Но сейчас никакого сомнения в том, что этот приказ станет последним в ее жизни, не было никаких. Совершенное лицо напротив, в обрамлении длинных темных волос, струящихся по плечам подобно змеям. Тлеющие угли огромных глаз, затягивающих в Бездну Оливии Годфри, в чьей Тьме, видимо, и суждено ей сгинуть.

— Ты поступила неосмотрительно, мышка, — губы, вымазанные в крови, растягиваются в неискренней улыбке, — ты вела себя слишком шумно в чужих владениях. А ведь я тебя предупреждала. Помнишь, мышка? Тебя всё предупреждало…
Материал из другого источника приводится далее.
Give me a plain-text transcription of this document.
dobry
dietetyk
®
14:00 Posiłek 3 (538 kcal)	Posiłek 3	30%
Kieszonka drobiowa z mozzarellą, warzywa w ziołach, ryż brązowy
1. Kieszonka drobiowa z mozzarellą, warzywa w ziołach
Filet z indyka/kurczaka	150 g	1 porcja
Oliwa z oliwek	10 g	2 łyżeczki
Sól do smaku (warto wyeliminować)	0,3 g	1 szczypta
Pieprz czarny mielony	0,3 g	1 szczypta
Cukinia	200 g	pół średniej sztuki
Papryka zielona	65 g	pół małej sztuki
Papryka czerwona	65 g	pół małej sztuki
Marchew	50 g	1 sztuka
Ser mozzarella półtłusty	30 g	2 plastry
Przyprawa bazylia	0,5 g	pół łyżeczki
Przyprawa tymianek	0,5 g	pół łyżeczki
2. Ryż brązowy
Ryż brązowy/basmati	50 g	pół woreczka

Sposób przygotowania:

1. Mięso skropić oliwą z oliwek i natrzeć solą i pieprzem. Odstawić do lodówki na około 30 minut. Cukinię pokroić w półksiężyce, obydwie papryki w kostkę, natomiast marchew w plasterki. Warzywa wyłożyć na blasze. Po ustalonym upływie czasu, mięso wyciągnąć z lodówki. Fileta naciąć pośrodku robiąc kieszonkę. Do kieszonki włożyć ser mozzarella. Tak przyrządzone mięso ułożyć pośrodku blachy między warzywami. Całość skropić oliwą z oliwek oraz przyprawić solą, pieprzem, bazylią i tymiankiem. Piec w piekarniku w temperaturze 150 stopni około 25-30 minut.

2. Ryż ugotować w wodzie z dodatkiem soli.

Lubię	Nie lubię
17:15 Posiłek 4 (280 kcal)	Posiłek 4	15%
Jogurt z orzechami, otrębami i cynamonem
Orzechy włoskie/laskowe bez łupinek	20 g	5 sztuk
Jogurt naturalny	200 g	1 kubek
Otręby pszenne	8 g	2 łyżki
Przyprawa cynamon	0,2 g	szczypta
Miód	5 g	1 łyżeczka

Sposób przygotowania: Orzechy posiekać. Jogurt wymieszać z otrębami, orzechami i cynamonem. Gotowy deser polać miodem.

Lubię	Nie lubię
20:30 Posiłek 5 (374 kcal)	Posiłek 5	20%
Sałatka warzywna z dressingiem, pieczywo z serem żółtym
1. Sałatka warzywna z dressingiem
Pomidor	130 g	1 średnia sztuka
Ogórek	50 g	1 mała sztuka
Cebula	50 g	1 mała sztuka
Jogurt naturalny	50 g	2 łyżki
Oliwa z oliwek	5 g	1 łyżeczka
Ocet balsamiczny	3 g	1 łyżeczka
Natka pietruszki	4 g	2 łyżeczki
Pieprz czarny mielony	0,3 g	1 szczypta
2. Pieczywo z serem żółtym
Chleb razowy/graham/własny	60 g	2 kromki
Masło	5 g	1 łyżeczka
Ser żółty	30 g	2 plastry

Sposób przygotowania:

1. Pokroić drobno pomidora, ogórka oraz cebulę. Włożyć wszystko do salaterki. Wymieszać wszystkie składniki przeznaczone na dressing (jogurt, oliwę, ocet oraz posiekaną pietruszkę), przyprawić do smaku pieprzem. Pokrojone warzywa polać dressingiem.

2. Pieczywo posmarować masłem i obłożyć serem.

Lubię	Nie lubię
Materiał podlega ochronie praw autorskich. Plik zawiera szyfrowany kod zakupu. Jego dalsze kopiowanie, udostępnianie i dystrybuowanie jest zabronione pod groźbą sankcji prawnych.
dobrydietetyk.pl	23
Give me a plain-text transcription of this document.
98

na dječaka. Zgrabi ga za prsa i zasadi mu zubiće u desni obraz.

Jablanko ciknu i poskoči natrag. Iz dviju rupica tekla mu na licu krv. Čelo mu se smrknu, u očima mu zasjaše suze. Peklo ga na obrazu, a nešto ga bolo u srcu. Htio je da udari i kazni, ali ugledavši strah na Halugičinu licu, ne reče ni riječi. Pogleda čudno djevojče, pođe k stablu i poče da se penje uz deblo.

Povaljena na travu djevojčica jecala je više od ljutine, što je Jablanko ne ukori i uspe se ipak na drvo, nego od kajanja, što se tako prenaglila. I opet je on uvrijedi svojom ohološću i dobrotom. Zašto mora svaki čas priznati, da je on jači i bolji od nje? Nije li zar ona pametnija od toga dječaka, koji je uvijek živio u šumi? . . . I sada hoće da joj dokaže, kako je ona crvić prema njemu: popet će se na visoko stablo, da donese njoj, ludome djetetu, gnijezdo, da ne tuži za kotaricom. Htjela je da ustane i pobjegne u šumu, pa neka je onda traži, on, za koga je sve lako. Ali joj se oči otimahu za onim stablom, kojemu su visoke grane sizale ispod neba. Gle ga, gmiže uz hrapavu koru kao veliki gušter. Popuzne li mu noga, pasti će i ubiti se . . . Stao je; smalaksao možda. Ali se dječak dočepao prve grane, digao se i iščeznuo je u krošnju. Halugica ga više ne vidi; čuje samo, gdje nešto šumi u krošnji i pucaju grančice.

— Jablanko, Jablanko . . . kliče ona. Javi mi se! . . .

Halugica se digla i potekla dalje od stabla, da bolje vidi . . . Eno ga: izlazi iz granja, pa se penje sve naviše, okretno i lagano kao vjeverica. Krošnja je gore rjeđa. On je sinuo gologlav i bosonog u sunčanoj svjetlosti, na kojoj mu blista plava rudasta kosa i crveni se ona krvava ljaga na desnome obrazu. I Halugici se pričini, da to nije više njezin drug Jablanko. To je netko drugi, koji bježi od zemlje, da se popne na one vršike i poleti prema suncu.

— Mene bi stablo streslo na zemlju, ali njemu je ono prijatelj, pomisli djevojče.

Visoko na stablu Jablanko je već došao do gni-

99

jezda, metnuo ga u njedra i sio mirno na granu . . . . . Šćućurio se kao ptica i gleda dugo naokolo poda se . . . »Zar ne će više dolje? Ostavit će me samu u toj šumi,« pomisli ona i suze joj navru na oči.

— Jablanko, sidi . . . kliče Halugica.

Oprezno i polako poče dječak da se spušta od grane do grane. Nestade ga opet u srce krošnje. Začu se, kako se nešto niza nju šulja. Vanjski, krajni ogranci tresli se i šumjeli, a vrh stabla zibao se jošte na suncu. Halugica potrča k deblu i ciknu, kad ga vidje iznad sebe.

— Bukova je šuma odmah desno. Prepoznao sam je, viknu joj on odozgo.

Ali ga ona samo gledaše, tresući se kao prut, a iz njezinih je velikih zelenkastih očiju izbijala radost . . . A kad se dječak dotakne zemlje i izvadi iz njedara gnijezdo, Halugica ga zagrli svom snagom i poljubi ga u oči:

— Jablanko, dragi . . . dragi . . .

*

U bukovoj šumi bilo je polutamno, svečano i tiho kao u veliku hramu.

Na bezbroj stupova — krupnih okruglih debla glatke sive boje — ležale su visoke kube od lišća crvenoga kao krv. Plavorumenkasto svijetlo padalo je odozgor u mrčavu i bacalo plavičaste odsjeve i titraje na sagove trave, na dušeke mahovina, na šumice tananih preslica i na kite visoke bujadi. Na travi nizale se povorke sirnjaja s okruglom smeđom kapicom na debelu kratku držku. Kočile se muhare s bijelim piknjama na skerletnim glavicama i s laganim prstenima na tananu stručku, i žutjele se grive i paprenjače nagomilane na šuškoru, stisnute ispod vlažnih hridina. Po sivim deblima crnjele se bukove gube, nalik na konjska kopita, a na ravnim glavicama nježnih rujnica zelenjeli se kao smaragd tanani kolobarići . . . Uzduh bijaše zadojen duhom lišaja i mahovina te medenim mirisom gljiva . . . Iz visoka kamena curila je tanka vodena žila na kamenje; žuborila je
В Хемлок Гроув бывший морской пехотинец, а ныне доктор службы охраны рыболовства и диких животных, Клементина Шассо въезжала уже за полночь. Свет фар выхватил придорожный знак, и отчаянно храбрившаяся женщина внезапно почувствовала, как ее словно окатило ледяной водой: одна буква, всего одна буква почти стерлась (под воздействием дождей, частых в этих краях, или же времени, одинаково безжалостного в любой части света), и теперь надпись на выцветшем зеленом знаке настойчиво приглашала Клементину умереть, и сделать это нужно было желательно тихо, сопротивляться не имело смысла.

«Оставь надежду всяк сюда входящий», — словно предупреждал город, затерявшийся в густых лесах, наверняка кишащих всевозможными тварями — одна кровожаднее другой. Инстинкт самосохранения сигнализировал о грозящей опасности, но Клементина, переборов сиюминутный приступ паники, упрямо вела машину вперед.

Брат опять был далеко. Она даже не знала, где именно он сейчас. И это тоже могло бы стать сигналом к постыдному, но спасительному бегству, будь у Клементины другой характер.

«Это нервы. Всего лишь нервы», — успокаивала она себя. Хотя куда больше с нервами помогла бы ей справиться небольшая фляга в бардачке, припрятанная там на крайний случай. А таковой пока не наступил. Пока.

Небольшой городишко и впрямь был забит сверхъестественными существами под завязку. Мальчишка-оборотень, в полнолуние сжирающий свою же плоть, ошметками разлетающуюся с его обновленной волчьей шкуры. Его дружок упырь, пока не вступивший в права наследства, но уже познавший вкус человеческой крови. Огромная сестрица упыря, местный аналог создания безумного доктора Франкенштейна. Впрочем, безумный доктор тут тоже был. И что-то подсказывало Клементине, что занимался он в своих лабораториях далеко не самыми безобидными исследованиями.

Но безотчетный страх у нее вызвала только одна тварь — мать упыря, Оливия Годфри в своих неизменных кипенно-белых нарядах. Утонченная, горделиво возвышающаяся над всеми, словно Белая башня корпорации Годфри над Хемлок Гроув. Что хуже всего, Оливия ей нравилась. Только ценной недюжинных усилий Шассо удавалось совладать с дрожью в голосе при разговоре с этой женщиной, чей голос обволакивал, лишал самой способности думать. Клементина едва не поддалась чарам и не посмотрела ей в глаза, чтобы совсем потерять себя, но сдержалась.

Сейчас сдерживаться уже было поздно. Клементина сама желала, чтобы Оливия одним взглядом забрала всю боль как из ее тела, так и из души. Но Оливии нравилось играть. Не отрывая горящих вожделением глаз от жертвы, она вновь и вновь припадала к ней, и той уже казалось, что именно гипноз не дает погрузиться в спасительное забвение.

Оливия смаковала каждую каплю, а Клементина любовалась ею. Никогда прежде она не видела столь дьявольски красивой женщины. А когда та начала плыть красно-белыми пятнами, храбрая доктор Шассо поняла, что больше она ничего не сможет ей дать.

Видит Бог, Клементина желала довести порученное ей задание до конца — раскрыть преступления и разобраться с тварью. Но ради того, чтобы самой остаться в живых, она готова была пойти и на некоторую сделку со своей совестью.

Мальчишка-оборотень. Чего проще повесить все убийства несчастных девушек на него? Даже если сейчас он не виновен, в будущем темная сторона его души, звериная сущность возьмет верх над разумом и утопит все вокруг в крови, боли и страданиях. Так лучше сейчас избавить и его, и себя от лишних терзаний.

Она убьет этого оборотня, а там, возможно, за ней пожалует и более крупная, более опасная тварь, привлеченная запахом чужой смерти.